For Your Own Good: The Anti-Smoking Crusade and the Tyranny of Public Health
by Jacob Sullum
($25.00 cloth, 352 pages, Free Press, 1998, ISBN: 0684827360)
The pushme-pullyu is at it again–only this one is far more dangerous than the fictional creature of Dr. Dolittle fame, which tried to walk in two opposite directions at once. A recent Forbes report detailed the continuing woes of states relying on tobacco bonds or settlement payments to help balance their bloated budgets. The bonds and payments rely on domestic tobacco sales, of course.
These are in decline, giving some state governments serious heartburn, especially states that guaranteed those bonds with the state’s general fund. Many states–including those feeling pain from the loss of tobacco-related revenue–relentlessly harass smokers, using means ranging from education to punitive taxes to outright bans on smoking, to try to curb use of what has become possibly the most politically incorrect legal substance of our time.

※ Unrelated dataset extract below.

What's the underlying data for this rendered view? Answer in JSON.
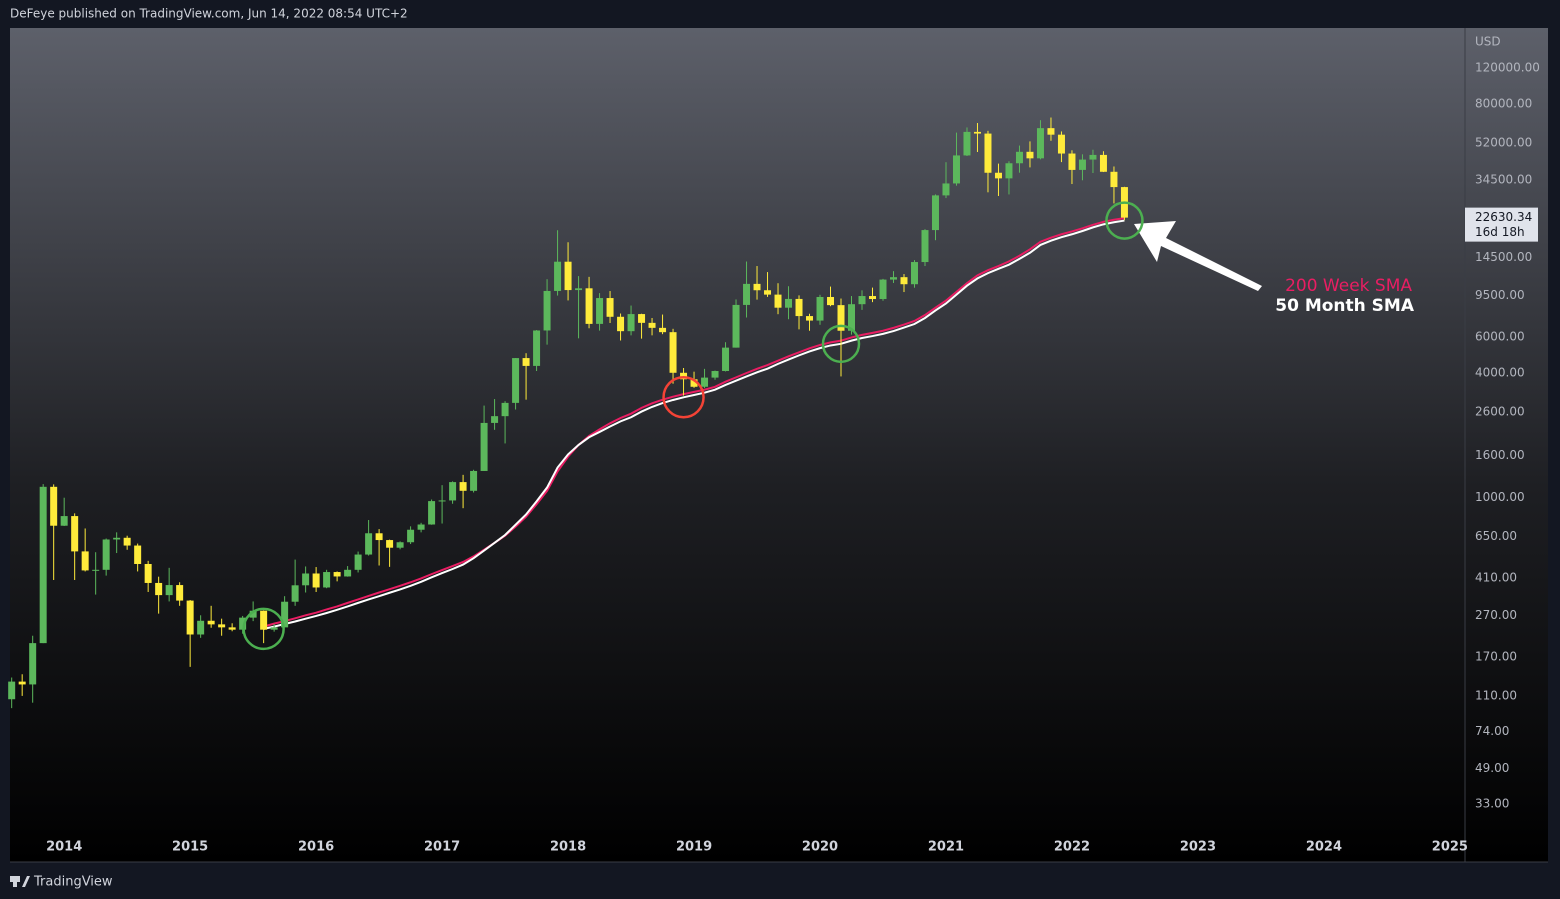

Several states subsidize tobacco farming while paying for anti-smoking educational campaigns and escalating health care costs caused by tobacco use.
The state nannies recently got a boost from four former U.S. surgeons general, who have called for a new federal tax of $2 per pack of cigarettes in an effort to force smokers to quit. (Presumably, this would be in addition to the existing state and federal taxes on tobacco products.) The surgeons general predict the tax would cause 5 million U.S. smokers to quit.
For Your Own Good: The Anti-Smoking Crusade and the Tyranny of Public Health, by Jacob Sullum, is a good stabilizer for minds spinning from all the contradictory messages the U.S. federal and state governments are sending regarding tobacco and smoking. As an added bonus, a four-page appendix lists and demolishes 10 myths of the anti-smoking movement.
For those who think the prohibitionist movement regarding tobacco is just a couple of decades old, Sullum’s thorough research proves otherwise. He also chronicles the continued bait-and-switch public health crusaders pull on tobacco companies, such as the well-known attempt to get cigarettes classified as “drug delivery systems” and thereby placed under the regulatory thumbscrews of the U.S. Food and Drug Administration.
For those new to the antics of attorney John Banzhaf, who is attempting to derail the fast food industry through personal injury lawsuits, Sullum recounts Banzhaf’s rise to prominence as an anti-tobacco crusader beginning in the 1970s.
For those who think the anti-smoking crusade is a battle between well-meaning public health activists and greedy, soulless tobacco corporations, Sullum exposes the real issue often obscured by such a portrayal: The press for “public health” measures of this sort leaves no room for either individual choice or individual responsibility.
Sullum notes that when the ability to make a choice is removed, the target behavior becomes more desired–especially for teens and other relatively rebellious individuals. Shifting the cost burden of choices onto groups rather than individuals (through taxes, higher insurance premiums, and regulations that collectivize health care) actually diminishes the negative consequences of poor choices on the individuals who make them.
Published in 1998, For Your Own Good remains an excellent primer on the history of tobacco nannying, and a clarion call for freedom of choice accompanied by individual responsibility.
Anyone seeking a vision of what “junk food” legislation and public health proposals for dealing with the “obesity crisis” are likely to bring will find Sullum’s book to be of great value. One need not be a smoker to appreciate the importance of the anti-tobacco crusade as a precedent for public health interference in personal behavior that is clearly not for our own good.